We identified outperformance in Tesla’s Consumer Demand back in 2017 when shares were trading for less than $60.
Now, electric vehicles have hit the mainstream. Generic EV Demand has never been higher, with Mentions up by a monumental +161% YoY on a 90-day moving average.
A confluence of factors is responsible for the surging levels of consumer demand:
- Rising gas prices.
- A global push for a greener economy with billions in infrastructure spending planned in the U.S. alone.
- Tesla’s success and desirability.
Tesla paved the way, by producing a high-performance, high-quality luxury vehicle, which they produced and delivered to consumers by the hundreds of thousands.
And Demand has never been stronger.
Consumer Purchase Intent Mentions for Tesla are on pace to hit a new all-time-high level in the fourth quarter of 2021, currently trending +50% QoQ and +71% YoY.
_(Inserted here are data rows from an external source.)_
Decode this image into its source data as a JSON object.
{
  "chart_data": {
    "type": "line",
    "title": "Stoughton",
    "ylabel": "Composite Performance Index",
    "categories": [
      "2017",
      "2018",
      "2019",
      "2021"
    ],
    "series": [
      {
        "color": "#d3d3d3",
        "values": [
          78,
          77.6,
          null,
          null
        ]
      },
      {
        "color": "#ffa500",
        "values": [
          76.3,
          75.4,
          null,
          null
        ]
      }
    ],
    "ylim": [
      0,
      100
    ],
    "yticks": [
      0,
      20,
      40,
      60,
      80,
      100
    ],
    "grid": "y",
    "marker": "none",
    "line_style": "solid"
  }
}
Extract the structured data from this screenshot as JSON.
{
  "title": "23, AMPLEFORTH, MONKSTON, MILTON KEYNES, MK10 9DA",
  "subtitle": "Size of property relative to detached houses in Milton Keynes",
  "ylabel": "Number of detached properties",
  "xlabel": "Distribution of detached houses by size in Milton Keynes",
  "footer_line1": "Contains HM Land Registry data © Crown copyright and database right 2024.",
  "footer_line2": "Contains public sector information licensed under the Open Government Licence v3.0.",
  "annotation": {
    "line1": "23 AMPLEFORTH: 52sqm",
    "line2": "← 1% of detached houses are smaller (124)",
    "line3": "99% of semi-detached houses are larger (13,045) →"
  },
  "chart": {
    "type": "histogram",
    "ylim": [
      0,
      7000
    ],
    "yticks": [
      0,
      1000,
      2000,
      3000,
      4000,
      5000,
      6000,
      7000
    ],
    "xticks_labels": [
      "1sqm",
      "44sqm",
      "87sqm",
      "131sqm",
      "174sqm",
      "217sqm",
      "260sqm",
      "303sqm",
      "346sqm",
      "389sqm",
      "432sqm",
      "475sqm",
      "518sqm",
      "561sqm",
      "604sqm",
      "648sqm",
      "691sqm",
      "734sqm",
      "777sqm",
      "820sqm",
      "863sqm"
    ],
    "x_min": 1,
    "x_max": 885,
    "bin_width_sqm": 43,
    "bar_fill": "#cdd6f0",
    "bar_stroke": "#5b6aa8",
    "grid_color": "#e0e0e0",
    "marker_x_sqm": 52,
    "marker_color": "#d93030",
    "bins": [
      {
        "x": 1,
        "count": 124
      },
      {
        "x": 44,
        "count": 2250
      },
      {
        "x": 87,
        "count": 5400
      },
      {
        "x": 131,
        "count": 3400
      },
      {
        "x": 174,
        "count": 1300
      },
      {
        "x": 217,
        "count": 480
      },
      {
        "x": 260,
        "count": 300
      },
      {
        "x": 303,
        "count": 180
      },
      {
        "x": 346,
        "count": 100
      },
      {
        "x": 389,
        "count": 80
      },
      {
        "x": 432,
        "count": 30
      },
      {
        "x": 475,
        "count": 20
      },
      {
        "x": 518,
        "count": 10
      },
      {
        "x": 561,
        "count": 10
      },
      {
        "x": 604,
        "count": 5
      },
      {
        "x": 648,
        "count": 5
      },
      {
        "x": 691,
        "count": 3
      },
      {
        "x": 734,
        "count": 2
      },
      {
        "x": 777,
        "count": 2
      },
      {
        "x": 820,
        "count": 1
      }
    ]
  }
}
When we first identified Tesla as an outperformer, it was significant levels of “hype” that informed our bullish outlook. Now they have the numbers to back it up.
Last quarter, the company delivered about 240,000 vehicles, and it is accepting orders for four different models, not counting $100 reservations for the Cybertruck.
Overall, Consumer Demand for electric vehicle manufacturers is greatly outpacing that of traditional names in the industry:
That said, competition within the EV industry is heating up.
Many of the new companies, like Lucid (LCID) and Rivian (RIVN), are showing the same phenomenal Demand growth we saw for Tesla back in 2017.
But these newcomers have a long way to go before they can challenge Tesla’s dominance. Tesla’s brand is massive; it has thousands of vehicles on the road and it’s actively producing many more.
Consider a comparison of combined Mention volume for electric vehicle manufacturers in the past year:
Tesla boasts more than 96% of the total, with RIVN, LCID, and Fisker (FSR) accounting for a little more than 3%, a commanding lead for the first mover.
We’re bullish on the electric vehicle sector as a whole, including the recent IPOs.
However, we’d be remiss if we didn’t point out Tesla’s dominant position, a position which it doesn’t appear to be in danger of losing for the foreseeable future.